Saint Basile raconte : « Un jour, je m’éveillai comme d’un profond sommeil, je tournai les yeux vers l’admirable lumière de la vérité évangélique et je vis l’inutilité de la sagesse des princes de ce siècle . »
Thérèse de Lisieux, dans une lettre du 9 mai 1897, écrit : « Parfois lorsque je lis certains traités spirituels […] mon pauvre petit esprit se fatigue bien vite, je ferme le savant livre qui me casse la tête et me dessèche le cœur et je prends l’Écriture Sainte. Alors tout me semble lumineux, une seule parole découvre à mon âme des horizons infinis, la perfection me semble facile . »
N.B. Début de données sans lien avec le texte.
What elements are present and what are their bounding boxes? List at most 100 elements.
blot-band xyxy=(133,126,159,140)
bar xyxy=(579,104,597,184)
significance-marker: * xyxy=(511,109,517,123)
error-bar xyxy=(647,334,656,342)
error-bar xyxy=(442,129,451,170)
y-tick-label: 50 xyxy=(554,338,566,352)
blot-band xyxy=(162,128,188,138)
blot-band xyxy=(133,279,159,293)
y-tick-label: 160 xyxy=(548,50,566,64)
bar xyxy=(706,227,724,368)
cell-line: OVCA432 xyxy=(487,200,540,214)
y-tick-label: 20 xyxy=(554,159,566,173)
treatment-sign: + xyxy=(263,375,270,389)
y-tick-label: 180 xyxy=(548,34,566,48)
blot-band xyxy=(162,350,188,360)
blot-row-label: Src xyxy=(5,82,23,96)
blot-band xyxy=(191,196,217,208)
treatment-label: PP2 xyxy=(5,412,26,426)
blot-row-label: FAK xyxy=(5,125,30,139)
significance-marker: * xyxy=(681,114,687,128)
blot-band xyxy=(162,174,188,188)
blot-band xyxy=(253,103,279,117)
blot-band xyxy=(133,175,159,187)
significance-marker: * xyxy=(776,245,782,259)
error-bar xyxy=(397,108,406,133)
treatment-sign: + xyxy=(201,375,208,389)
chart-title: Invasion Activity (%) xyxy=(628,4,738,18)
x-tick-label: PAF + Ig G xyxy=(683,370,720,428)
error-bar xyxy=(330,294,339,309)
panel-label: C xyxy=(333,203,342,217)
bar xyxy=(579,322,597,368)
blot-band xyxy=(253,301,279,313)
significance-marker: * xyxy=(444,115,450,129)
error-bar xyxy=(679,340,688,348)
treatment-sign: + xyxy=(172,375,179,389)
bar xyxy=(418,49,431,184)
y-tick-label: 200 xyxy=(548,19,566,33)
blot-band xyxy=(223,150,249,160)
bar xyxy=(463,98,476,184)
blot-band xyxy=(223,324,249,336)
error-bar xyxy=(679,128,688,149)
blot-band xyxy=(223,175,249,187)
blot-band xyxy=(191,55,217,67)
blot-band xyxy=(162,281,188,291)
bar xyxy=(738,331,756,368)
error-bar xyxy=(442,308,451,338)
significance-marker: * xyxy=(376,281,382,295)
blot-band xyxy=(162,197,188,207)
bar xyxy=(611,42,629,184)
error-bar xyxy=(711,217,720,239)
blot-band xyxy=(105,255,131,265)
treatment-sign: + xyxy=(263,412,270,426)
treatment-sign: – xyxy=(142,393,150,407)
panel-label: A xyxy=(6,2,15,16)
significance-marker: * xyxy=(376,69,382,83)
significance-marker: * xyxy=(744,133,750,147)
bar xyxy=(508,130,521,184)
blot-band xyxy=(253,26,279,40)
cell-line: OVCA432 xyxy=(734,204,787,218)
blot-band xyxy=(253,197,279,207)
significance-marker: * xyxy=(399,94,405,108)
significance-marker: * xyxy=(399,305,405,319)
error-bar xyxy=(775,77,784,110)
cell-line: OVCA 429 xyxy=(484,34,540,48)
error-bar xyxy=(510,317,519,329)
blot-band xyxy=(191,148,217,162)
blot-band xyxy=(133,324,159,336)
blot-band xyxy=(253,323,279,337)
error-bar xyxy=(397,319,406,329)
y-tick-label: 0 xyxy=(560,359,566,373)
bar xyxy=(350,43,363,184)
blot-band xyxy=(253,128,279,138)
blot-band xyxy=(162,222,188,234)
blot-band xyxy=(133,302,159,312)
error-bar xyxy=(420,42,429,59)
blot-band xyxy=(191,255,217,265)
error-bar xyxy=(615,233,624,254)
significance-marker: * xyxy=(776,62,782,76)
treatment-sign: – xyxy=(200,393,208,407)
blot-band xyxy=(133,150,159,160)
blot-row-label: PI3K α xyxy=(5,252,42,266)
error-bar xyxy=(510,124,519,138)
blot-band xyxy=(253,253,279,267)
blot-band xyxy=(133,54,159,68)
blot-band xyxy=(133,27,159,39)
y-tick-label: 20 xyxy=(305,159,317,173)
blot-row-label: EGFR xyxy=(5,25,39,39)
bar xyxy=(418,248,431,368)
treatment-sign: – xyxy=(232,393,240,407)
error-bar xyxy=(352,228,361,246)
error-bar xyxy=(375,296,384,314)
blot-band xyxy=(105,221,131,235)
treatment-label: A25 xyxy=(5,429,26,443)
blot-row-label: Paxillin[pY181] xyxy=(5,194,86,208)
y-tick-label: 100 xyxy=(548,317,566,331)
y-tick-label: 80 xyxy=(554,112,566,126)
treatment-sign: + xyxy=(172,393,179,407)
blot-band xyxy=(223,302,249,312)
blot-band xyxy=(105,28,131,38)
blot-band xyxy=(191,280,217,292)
Oui, les paroles divines comblent notre esprit fait pour l’infini. Elles n’illuminent pas seulement l’esprit mais tout notre être car elles sont lumière, amour et vie. Elles nous apportent la paix, même dans les moments de trouble et d’angoisse. Elles nous donnent la plénitude de la joie au milieu des souffrances. Elles nous donnent la force lorsque nous sombrons dans la crainte ou le découragement. Elles nous rendent libres parce qu’elles ouvrent la voie à la Vérité.

« Seigneur, à qui irions-nous ? Tu as des paroles de vie éternelle. »

La parole de ce mois nous rappelle que Jésus est notre unique maître. Nous avons à le suivre quelle que soit l’apparente dureté de ses paroles : elles exigent de nous la conscience et l’honnêteté dans notre travail, le pardon, le service des autres, la fidélité à tous nos engagements, la résistance à l’euthanasie auprès d’un malade incurable…
Alors que tant de maîtres nous invitent à des solutions de facilité, à des compromis, nous ne voulons écouter et suivre qu’un seul maître : celui qui « a les paroles de la vie éternelle ».
Ces paroles de Pierre, nous avons nous aussi à les prendre en compte.
Le carême va nous préparer à la grande fête de la résurrection. Il nous invite à nous mettre à l’école de ce Maître et à en devenir d’authentiques disciples. L’amour de la Parole de Dieu doit nous habiter : accueillons-la attentivement lorsque nous l’entendons à l’église, l’étudions ou la méditons.
Mais surtout, nous sommes appelés à la vivre, selon l’enseignement de l’Écriture : « Mettez la Parole en pratique. Ne soyez pas seulement des auditeurs qui s’abusent eux-mêmes ! » C’est pour cette raison que nous portons notre attention sur l’une d’entre elles chaque mois, et que nous la laissons nous pénétrer, nous former, nous « faire vivre ». Vivre une seule parole de Jésus revient à vivre l’Évangile tout entier car dans chacune de ses paroles c’est Lui-même qui se donne, c’est Lui qui vient vivre en nous. C’est comme une goutte de sa divine sagesse qui, à force de tomber au même endroit, se fraye un chemin et s’installe en nous, y imprimant un nouveau mode de penser, de vouloir et d’agir.